Review by Brad Haas

"HARLEM GALLERY" AND OTHER POEMS

Melvin B. Tolson
University of Virgina Press, 1999
paperback $18.95


   When I was told of a 'black modernist', I couldn't believe it. It was difficult to imagine Eliot, Pound and Wyndham Lewis with a black poet in London or Paris in the teens and twenties. My instinct was correct. Melvin B. Tolson wrote much later, from the late 1940s (when he made several appearances in mainstream periodicals such as PoetryChicago)) to his death in 1966. Those who referred me to him said he was wonderful, that he should be included - rightfully - in a modernist course. Why then, in an age of historical and literary revisionism, when minorities - ignored in their own time - are 'rediscovered', had I not heard of Tolson before the spring of this year? According to Rita Dove's introduction to Virginia's edition of "Harlem Gallery" and Other Poems, both white and African-American writers shunned Tolson. When Tolson uttered 'I will visit a land unvisited by Mr. Eliot', he embarked on a modernist project that utilized his own culture as the premise. The result, Harlem Gallery, Book 1 (all completed of a projected 5), was as Dove points out, immediately controversial. White poets praised Tolson, but 'in his place', as a Negro, placing him, his subject matter, and ultimately the poem itself outside of the modernist mainstream. Black writers in the burgeoning Black Arts movement did the opposite, claiming that his modernist technique was not reflective of the reality of African-Americans, that it was written to placate the white academics. The tragedy, as Dove writes, was that, 'in the controversy over racial loyalties and author's intent, few bothered to read Harlem Gallery. Its virtuoso use of folktale and street jive was forgotten as soon as the reader stumbled across a reference to "a mute swan not at Coole." The poem - and its story - got lost in the crossfire'.

   I opened the book soon after its purchase at a restaurant while waiting for my meal.
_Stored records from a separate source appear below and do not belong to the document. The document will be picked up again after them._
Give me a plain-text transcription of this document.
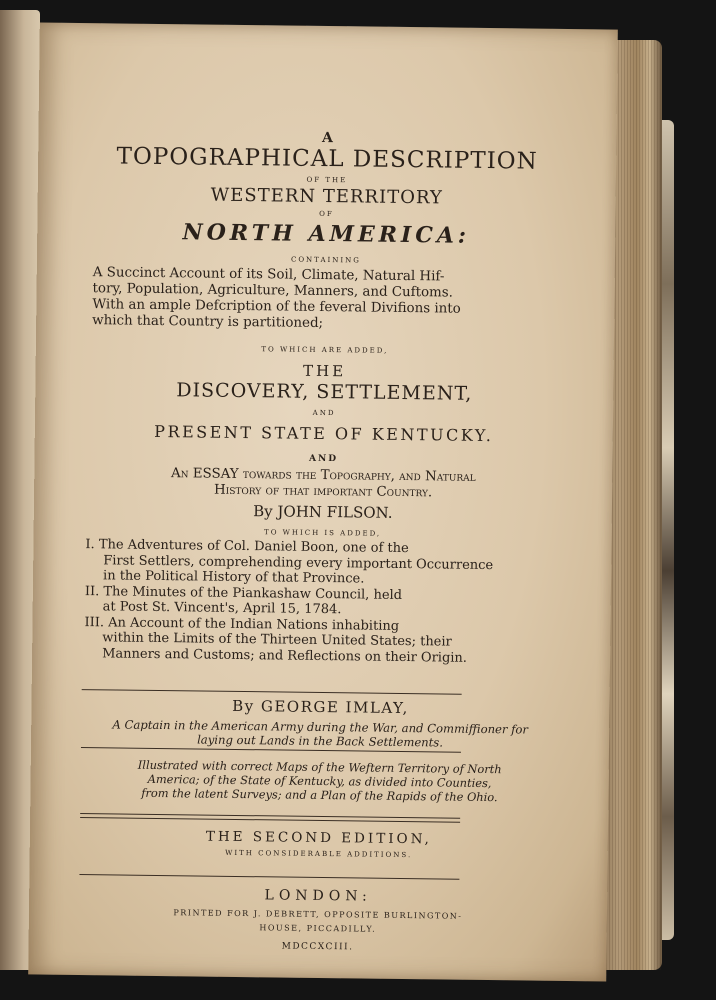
A
TOPOGRAPHICAL DESCRIPTION
OF THE
WESTERN TERRITORY
OF
NORTH AMERICA:
CONTAINING
A Succinct Account of its Soil, Climate, Natural Hif-
tory, Population, Agriculture, Manners, and Cuftoms.
With an ample Defcription of the feveral Divifions into
which that Country is partitioned;
TO WHICH ARE ADDED,
THE
DISCOVERY, SETTLEMENT,
AND
PRESENT STATE OF KENTUCKY.
AND
An ESSAY towards the Topography, and Natural
History of that important Country.
By JOHN FILSON.
TO WHICH IS ADDED,
I. The Adventures of Col. Daniel Boon, one of the
First Settlers, comprehending every important Occurrence
in the Political History of that Province.
II. The Minutes of the Piankashaw Council, held
at Post St. Vincent's, April 15, 1784.
III. An Account of the Indian Nations inhabiting
within the Limits of the Thirteen United States; their
Manners and Customs; and Reflections on their Origin.
By GEORGE IMLAY,
A Captain in the American Army during the War, and Commiffioner for
laying out Lands in the Back Settlements.
Illustrated with correct Maps of the Weftern Territory of North
America; of the State of Kentucky, as divided into Counties,
from the latent Surveys; and a Plan of the Rapids of the Ohio.
THE SECOND EDITION,
WITH CONSIDERABLE ADDITIONS.
LONDON:
PRINTED FOR J. DEBRETT, OPPOSITE BURLINGTON-
HOUSE, PICCADILLY.
MDCCXCIII.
What I was able to skim during that short duration excited me, as providing a missing link in the modernist epoch:

                                      Hideho Heights 
                         and I, like the brims of old hats, 
              slouched at a sepulchered table in the Zulu Club. 
                      Frog Legs Lux and his Indigo Combo 
                  spoke with tongues that sent their devotees 
                                    out of this world!
It had energy, sound, rhythm; it was undoubtedly black, yet something about 'sepulchered' went beyond that cultural context to suggest others. In only a few lines, out of context, I felt jazz in the mix, a sound no white modernists had utilized to this effect.

   What Tolson writes may not reflect an African-American reality. His odd array of characters such as the Curator and the fantastic Hideho Heights do not ring true, but they do live, in ultra-color, more alive in a way, as grotesque as they are, in that they are ART. Tolson comments on society, not through realism, but through the creation of something that feeds on reality: he allows his creativity, his eye, and his energetic ear to take over, and what results is transcendent rather than reflective. We could replace Satchmo's name with Tolson's in one of Hideho's speeches:

                                          Old Satchmo's 
                   gravelly voice and tapping foot and crazy notes 
                                      set my soul on fire. 
                                            If I climbed 
                         the seventy-seven steps of the Seventh 
                 Heaven, Satchmo's high C would carry me higher! 
                      Are you hip to this, Harlem?  Are you hip? 
                           On Judgment Day, Gabriel will say 
                                  after he blows his horn: 
                    "I'd be the greatest trumpeter in the Universe, 
                         if old Satchmo had never been born!"
It is refreshing, in a literary age so bent on forcibly reshaping the canon, that the revisionists finally got round to Tolson, someone indeed worthy of being re-discovered. Go to your bookstore (and if they don't have a copy on the shelves, complain), skip the early poems for the moment, and turn to somewhere in the middle of the 150 page 'Harlem Gallery'. Sample it, listen to its music, and you may well head to the cash register with it in your hand.